As holidaymakers return home the stock exchange and listed firms are renewing their call for investors to be wary of Bernard Whimp's low-ball offer for shares.
NZX spokeswoman Rowan Macrae said it would be a shame if shareholders returned from holiday, found the offer in the mail and accepted it without reading the media coverage of the predatory scheme, which closes tomorrow.
Investors in companies including Vector, Fletcher Building, Telecom and Fisher & Paykel Appliances have been targeted with offers to buy their shares at prices well below market value.
The offer is not illegal and Whimp got shareholders' details through a public register.
One unlucky investor contacted the Business Herald after accepting the offer on December 29 and selling 840 Vector shares at $1.56 - 34 per cent below their market value of $2.36 - making a loss of $672 on the market rate.
He realised his error when he read the story on Whimp's offer in the following day's Herald.

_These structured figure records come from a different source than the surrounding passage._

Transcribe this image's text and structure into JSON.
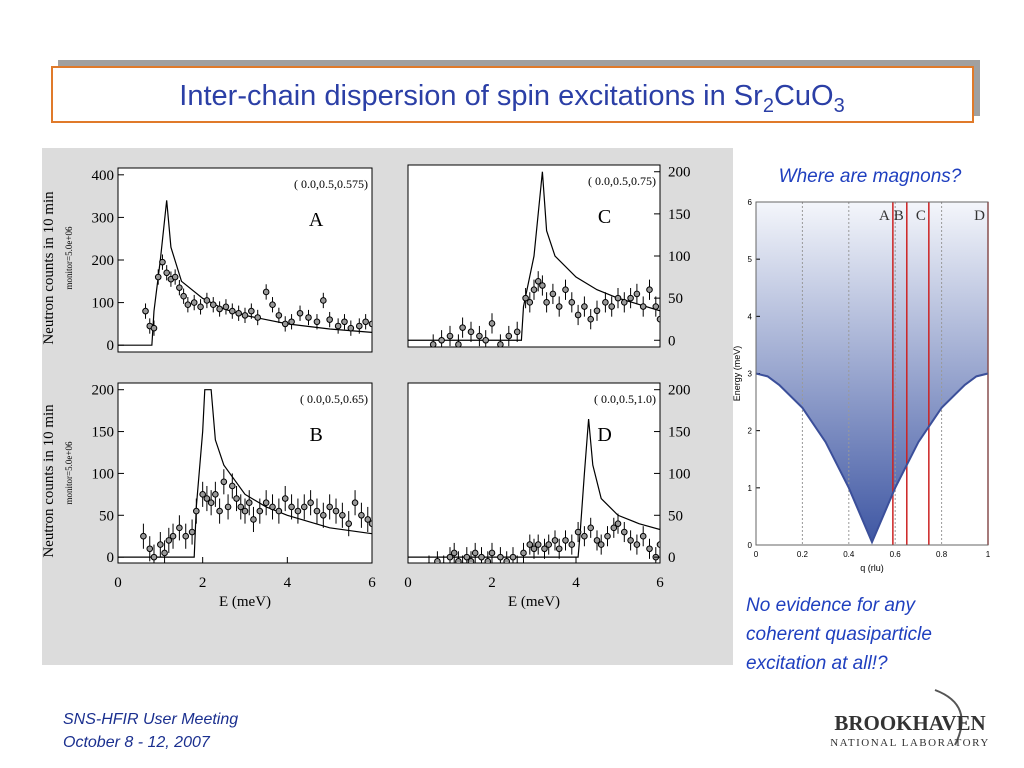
{
  "title": [
    "Inter-chain dispersion of spin excitations in Sr",
    "2",
    "CuO",
    "3"
  ],
  "question": "Where are magnons?",
  "conclusion": [
    "No evidence for any",
    "coherent quasiparticle",
    "excitation at all!?"
  ],
  "footer": [
    "SNS-HFIR User Meeting",
    "October 8 - 12, 2007"
  ],
  "logo": [
    "BROOKHAVEN",
    "NATIONAL LABORATORY"
  ],
  "chart_data": [
    {
      "type": "scatter",
      "q": "( 0.0,0.5,0.575)",
      "label": "A",
      "ylabel": "Neutron counts in 10 min",
      "monitor": "monitor=5.0e+06",
      "yaxis_side": "left",
      "xlim": [
        0,
        6
      ],
      "ylim": [
        -16,
        416
      ],
      "yticks": [
        0,
        100,
        200,
        300,
        400
      ],
      "error": 18,
      "x": [
        0.65,
        0.75,
        0.85,
        0.95,
        1.05,
        1.15,
        1.25,
        1.35,
        1.45,
        1.55,
        1.65,
        1.8,
        1.95,
        2.1,
        2.25,
        2.4,
        2.55,
        2.7,
        2.85,
        3.0,
        3.15,
        3.3,
        3.5,
        3.65,
        3.8,
        3.95,
        4.1,
        4.3,
        4.5,
        4.7,
        4.85,
        5.0,
        5.2,
        5.35,
        5.5,
        5.7,
        5.85,
        6.0
      ],
      "values": [
        80,
        45,
        40,
        160,
        195,
        170,
        155,
        160,
        135,
        115,
        95,
        100,
        90,
        105,
        95,
        85,
        90,
        80,
        75,
        70,
        80,
        65,
        125,
        95,
        70,
        50,
        55,
        75,
        65,
        55,
        105,
        60,
        45,
        55,
        40,
        45,
        55,
        50
      ],
      "fit": {
        "x": [
          0,
          0.8,
          0.85,
          1.0,
          1.15,
          1.25,
          1.5,
          2,
          2.5,
          3,
          4,
          5,
          6
        ],
        "y": [
          0,
          0,
          80,
          200,
          340,
          230,
          150,
          110,
          85,
          70,
          50,
          38,
          30
        ]
      }
    },
    {
      "type": "scatter",
      "q": "( 0.0,0.5,0.75)",
      "label": "C",
      "yaxis_side": "right",
      "xlim": [
        0,
        6
      ],
      "ylim": [
        -8,
        208
      ],
      "yticks": [
        0,
        50,
        100,
        150,
        200
      ],
      "error": 12,
      "x": [
        0.6,
        0.8,
        1.0,
        1.2,
        1.3,
        1.5,
        1.7,
        1.85,
        2.0,
        2.2,
        2.4,
        2.6,
        2.8,
        2.9,
        3.0,
        3.1,
        3.2,
        3.3,
        3.45,
        3.6,
        3.75,
        3.9,
        4.05,
        4.2,
        4.35,
        4.5,
        4.7,
        4.85,
        5.0,
        5.15,
        5.3,
        5.45,
        5.6,
        5.75,
        5.9,
        6.0
      ],
      "values": [
        -5,
        0,
        5,
        -5,
        15,
        10,
        5,
        0,
        20,
        -5,
        5,
        10,
        50,
        45,
        60,
        70,
        65,
        45,
        55,
        40,
        60,
        45,
        30,
        40,
        25,
        35,
        45,
        40,
        50,
        45,
        50,
        55,
        40,
        60,
        40,
        25
      ],
      "fit": {
        "x": [
          0,
          2.7,
          2.75,
          3.0,
          3.1,
          3.2,
          3.3,
          3.5,
          4,
          4.5,
          5,
          6
        ],
        "y": [
          0,
          0,
          40,
          100,
          150,
          200,
          130,
          100,
          75,
          60,
          50,
          35
        ]
      }
    },
    {
      "type": "scatter",
      "q": "( 0.0,0.5,0.65)",
      "label": "B",
      "ylabel": "Neutron counts in 10 min",
      "monitor": "monitor=5.0e+06",
      "xlabel": "E (meV)",
      "yaxis_side": "left",
      "xlim": [
        0,
        6
      ],
      "ylim": [
        -7,
        208
      ],
      "xticks": [
        0,
        2,
        4,
        6
      ],
      "yticks": [
        0,
        50,
        100,
        150,
        200
      ],
      "error": 15,
      "x": [
        0.6,
        0.75,
        0.85,
        1.0,
        1.1,
        1.2,
        1.3,
        1.45,
        1.6,
        1.75,
        1.85,
        2.0,
        2.1,
        2.2,
        2.3,
        2.4,
        2.5,
        2.6,
        2.7,
        2.8,
        2.9,
        3.0,
        3.1,
        3.2,
        3.35,
        3.5,
        3.65,
        3.8,
        3.95,
        4.1,
        4.25,
        4.4,
        4.55,
        4.7,
        4.85,
        5.0,
        5.15,
        5.3,
        5.45,
        5.6,
        5.75,
        5.9,
        6.0
      ],
      "values": [
        25,
        10,
        0,
        15,
        5,
        20,
        25,
        35,
        25,
        30,
        55,
        75,
        70,
        65,
        75,
        55,
        90,
        60,
        85,
        70,
        60,
        55,
        65,
        45,
        55,
        65,
        60,
        55,
        70,
        60,
        55,
        60,
        65,
        55,
        50,
        60,
        55,
        50,
        40,
        65,
        50,
        45,
        40
      ],
      "fit": {
        "x": [
          0,
          1.8,
          1.85,
          2.0,
          2.05,
          2.2,
          2.3,
          2.5,
          3,
          3.5,
          4,
          5,
          6
        ],
        "y": [
          0,
          0,
          60,
          150,
          200,
          200,
          140,
          110,
          75,
          60,
          50,
          35,
          28
        ]
      }
    },
    {
      "type": "scatter",
      "q": "( 0.0,0.5,1.0)",
      "label": "D",
      "xlabel": "E (meV)",
      "yaxis_side": "right",
      "xlim": [
        0,
        6
      ],
      "ylim": [
        -7,
        208
      ],
      "xticks": [
        0,
        2,
        4,
        6
      ],
      "yticks": [
        0,
        50,
        100,
        150,
        200
      ],
      "error": 12,
      "x": [
        0.5,
        0.7,
        0.85,
        1.0,
        1.1,
        1.2,
        1.3,
        1.4,
        1.5,
        1.6,
        1.75,
        1.9,
        2.0,
        2.2,
        2.35,
        2.5,
        2.6,
        2.75,
        2.9,
        3.0,
        3.1,
        3.25,
        3.35,
        3.5,
        3.6,
        3.75,
        3.9,
        4.05,
        4.2,
        4.35,
        4.5,
        4.6,
        4.75,
        4.9,
        5.0,
        5.15,
        5.3,
        5.45,
        5.6,
        5.75,
        5.9,
        6.0
      ],
      "values": [
        -10,
        -5,
        -10,
        0,
        5,
        -5,
        -10,
        0,
        -5,
        5,
        0,
        -5,
        5,
        0,
        -5,
        0,
        -10,
        5,
        15,
        10,
        15,
        10,
        15,
        20,
        10,
        20,
        15,
        30,
        25,
        35,
        20,
        15,
        25,
        35,
        40,
        30,
        20,
        15,
        25,
        10,
        0,
        15
      ],
      "fit": {
        "x": [
          0,
          4.05,
          4.1,
          4.2,
          4.3,
          4.4,
          4.6,
          5,
          5.5,
          6
        ],
        "y": [
          0,
          0,
          30,
          100,
          165,
          110,
          70,
          50,
          40,
          33
        ]
      }
    },
    {
      "type": "area",
      "xlabel": "q (rlu)",
      "ylabel": "Energy (meV)",
      "grid": true,
      "color": "#3b4f9a",
      "xlim": [
        0,
        1
      ],
      "ylim": [
        0,
        6
      ],
      "xticks": [
        0,
        0.2,
        0.4,
        0.6,
        0.8,
        1
      ],
      "yticks": [
        0,
        1,
        2,
        3,
        4,
        5,
        6
      ],
      "x": [
        0,
        0.05,
        0.1,
        0.2,
        0.3,
        0.4,
        0.5,
        0.6,
        0.7,
        0.8,
        0.9,
        0.95,
        1
      ],
      "values": [
        3,
        2.95,
        2.8,
        2.4,
        1.8,
        1.0,
        0.05,
        1.0,
        1.8,
        2.4,
        2.8,
        2.95,
        3
      ],
      "markers": {
        "x": [
          0.59,
          0.65,
          0.745,
          1
        ],
        "labels": [
          "A",
          "B",
          "C",
          "D"
        ],
        "color": "#cc2222"
      }
    }
  ]
}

English difficulties meant he had mistakenly believed the offer was to buy more Vector shares, at below market value, rather than sell his existing parcel.
But to make matters worse, the investor - who moved to New Zealand from Hong Kong 15 years ago - advised his friend, who held a much larger bundle of Vector shares, to accept Whimp's offer.
He said he felt foolish and "really upset" about what had occurred.
Vector spokeswoman Phillipa White said it was too early to tell how many of the firm's shareholders had accepted the offer.
Philip King, Fletcher Building's general manager for investor relations, said he had been contacted by the daughter-in-law of one investor who had fallen for the scheme.
Many shareholders who had contacted the firm regarding the offer could not believe it was legal, he said. "People find that frustrating."
Sue Brown, director of investigations and litigation at the Securities Commission, told Radio New Zealand last week that the regulator was considering whether it needed to make access to share registers more difficult, or make it a requirement to include the market value of the shares with the offers.
Whimp, a Christchurch property developer, uses limited partnerships to circumvent his four-year ban as a company director.
He has a history of making low offers for shares and debentures.
In August he made offers for four million DNZ Property Fund shares and managed to buy 2.2 million at 60c each.
DNZ shares have since traded at between 99c and $1.22, meaning Whimp would have made at least $858,000.
Shareholders have been encouraged to send back the postage-paid reply envelopes that came with the latest offer empty.
Hawke's Bay Today reported one reader saying: "He's getting mine back - with his letter covered in comments regarding his heritage."